Vuelvo a sentarme detrás de la casa donde nací, hoy en ruinas como otras muchas, y veo a mi caballo “Cuco”, para mí tan hermoso como “Platero”, que dejó tantas vivencias en el poso de mi memoria. Lo veo pasar cargado con hierba o con leña y a mi madre que lo lleva del ramal. Y mi padre detrás, con la guadaña al hombro.

Y al otro lado, contemplo ahora el enorme tractor en el prado de enfrente que hace enormes bolas de hierba para almacenar. Y un grupo de chicos que ensilan para tener solucionada la alimentación del ganado para el invierno, vianda que luego dosificarán para que la producción de sus reses sea óptima. Un trabajo en “andecha”, como antaño, pero hoy realizado con la mejor maquinaria y con mucho menos esfuerzo.

Y así, este repaso por lo que era la aldea en el occidente asturiano hasta hace unas décadas me lleva también a la sanidad. Cuando los niños enfermábamos y nos tapaban con mil mantas para que desapareciesen la fiebre y el dolor. Remedios caseros, curaciones, rezares y ungüentos, hasta la llegada del médico. Veo a mi padre recorrer en bicicleta 19 kilómetros para llegar a L.luarca a buscar al médico para mi abuela enferma. Y otros 19 kilómetros de vuelta, cuesta arriba.

Y miro el presente. Allí, el hospital comarcal de Jarrio, que da servicio al occidente asturiano, que atiende las urgencias con más rapidez y más medios, sin tener que desplazarse hasta Oviedo por aquellas carreteras de antaño por las que se tardaba casi tanto tiempo como en ir hoy a Madrid.
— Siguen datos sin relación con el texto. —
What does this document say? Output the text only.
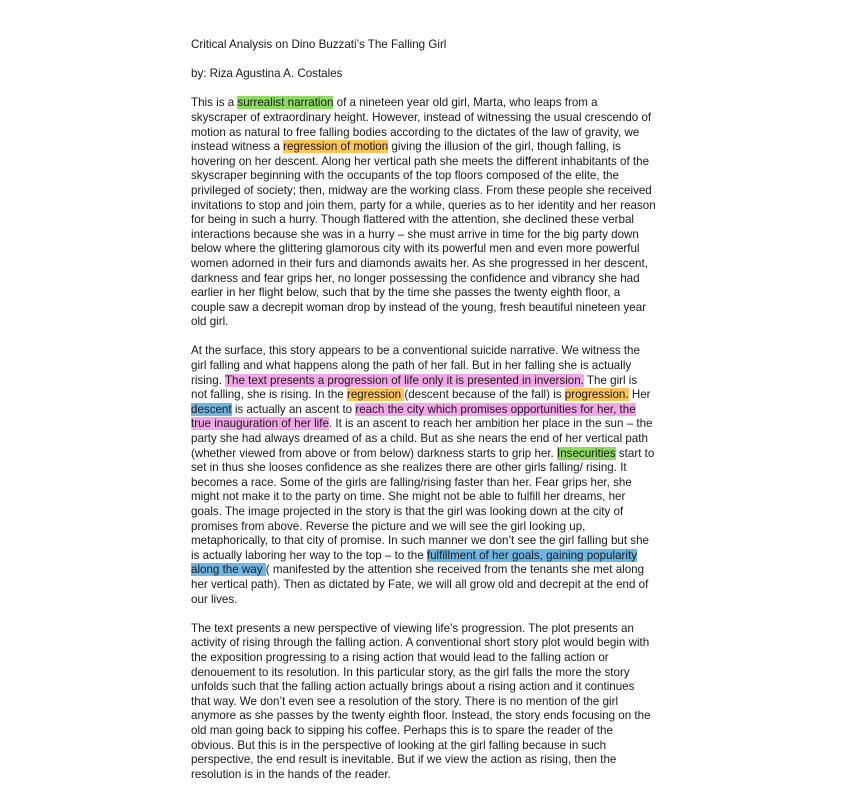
Critical Analysis on Dino Buzzati’s The Falling Girl

by: Riza Agustina A. Costales

This is a surrealist narration of a nineteen year old girl, Marta, who leaps from a
skyscraper of extraordinary height. However, instead of witnessing the usual crescendo of
motion as natural to free falling bodies according to the dictates of the law of gravity, we
instead witness a regression of motion giving the illusion of the girl, though falling, is
hovering on her descent. Along her vertical path she meets the different inhabitants of the
skyscraper beginning with the occupants of the top floors composed of the elite, the
privileged of society; then, midway are the working class. From these people she received
invitations to stop and join them, party for a while, queries as to her identity and her reason
for being in such a hurry. Though flattered with the attention, she declined these verbal
interactions because she was in a hurry – she must arrive in time for the big party down
below where the glittering glamorous city with its powerful men and even more powerful
women adorned in their furs and diamonds awaits her. As she progressed in her descent,
darkness and fear grips her, no longer possessing the confidence and vibrancy she had
earlier in her flight below, such that by the time she passes the twenty eighth floor, a
couple saw a decrepit woman drop by instead of the young, fresh beautiful nineteen year
old girl.

At the surface, this story appears to be a conventional suicide narrative. We witness the
girl falling and what happens along the path of her fall. But in her falling she is actually
rising. The text presents a progression of life only it is presented in inversion. The girl is
not falling, she is rising. In the regression (descent because of the fall) is progression. Her
descent is actually an ascent to reach the city which promises opportunities for her, the
true inauguration of her life. It is an ascent to reach her ambition her place in the sun – the
party she had always dreamed of as a child. But as she nears the end of her vertical path
(whether viewed from above or from below) darkness starts to grip her. Insecurities start to
set in thus she looses confidence as she realizes there are other girls falling/ rising. It
becomes a race. Some of the girls are falling/rising faster than her. Fear grips her, she
might not make it to the party on time. She might not be able to fulfill her dreams, her
goals. The image projected in the story is that the girl was looking down at the city of
promises from above. Reverse the picture and we will see the girl looking up,
metaphorically, to that city of promise. In such manner we don’t see the girl falling but she
is actually laboring her way to the top – to the fulfillment of her goals, gaining popularity
along the way ( manifested by the attention she received from the tenants she met along
her vertical path). Then as dictated by Fate, we will all grow old and decrepit at the end of
our lives.

The text presents a new perspective of viewing life’s progression. The plot presents an
activity of rising through the falling action. A conventional short story plot would begin with
the exposition progressing to a rising action that would lead to the falling action or
denouement to its resolution. In this particular story, as the girl falls the more the story
unfolds such that the falling action actually brings about a rising action and it continues
that way. We don’t even see a resolution of the story. There is no mention of the girl
anymore as she passes by the twenty eighth floor. Instead, the story ends focusing on the
old man going back to sipping his coffee. Perhaps this is to spare the reader of the
obvious. But this is in the perspective of looking at the girl falling because in such
perspective, the end result is inevitable. But if we view the action as rising, then the
resolution is in the hands of the reader.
Aun así, con todos los adelantos de los que se disfruta en los pueblos, el occidente asturiano necesita de cuidados intensivos, por parte de la Administración. Ahora estamos más cerca del centro de Asturias, pero el centro de Asturias cada vez se aleja más de las necesidades de estos pueblos que a la vuelta de unas décadas, si no se toman medidas urgentes ante la despoblación y otras circunstancias adversas, se quedarán desiertos.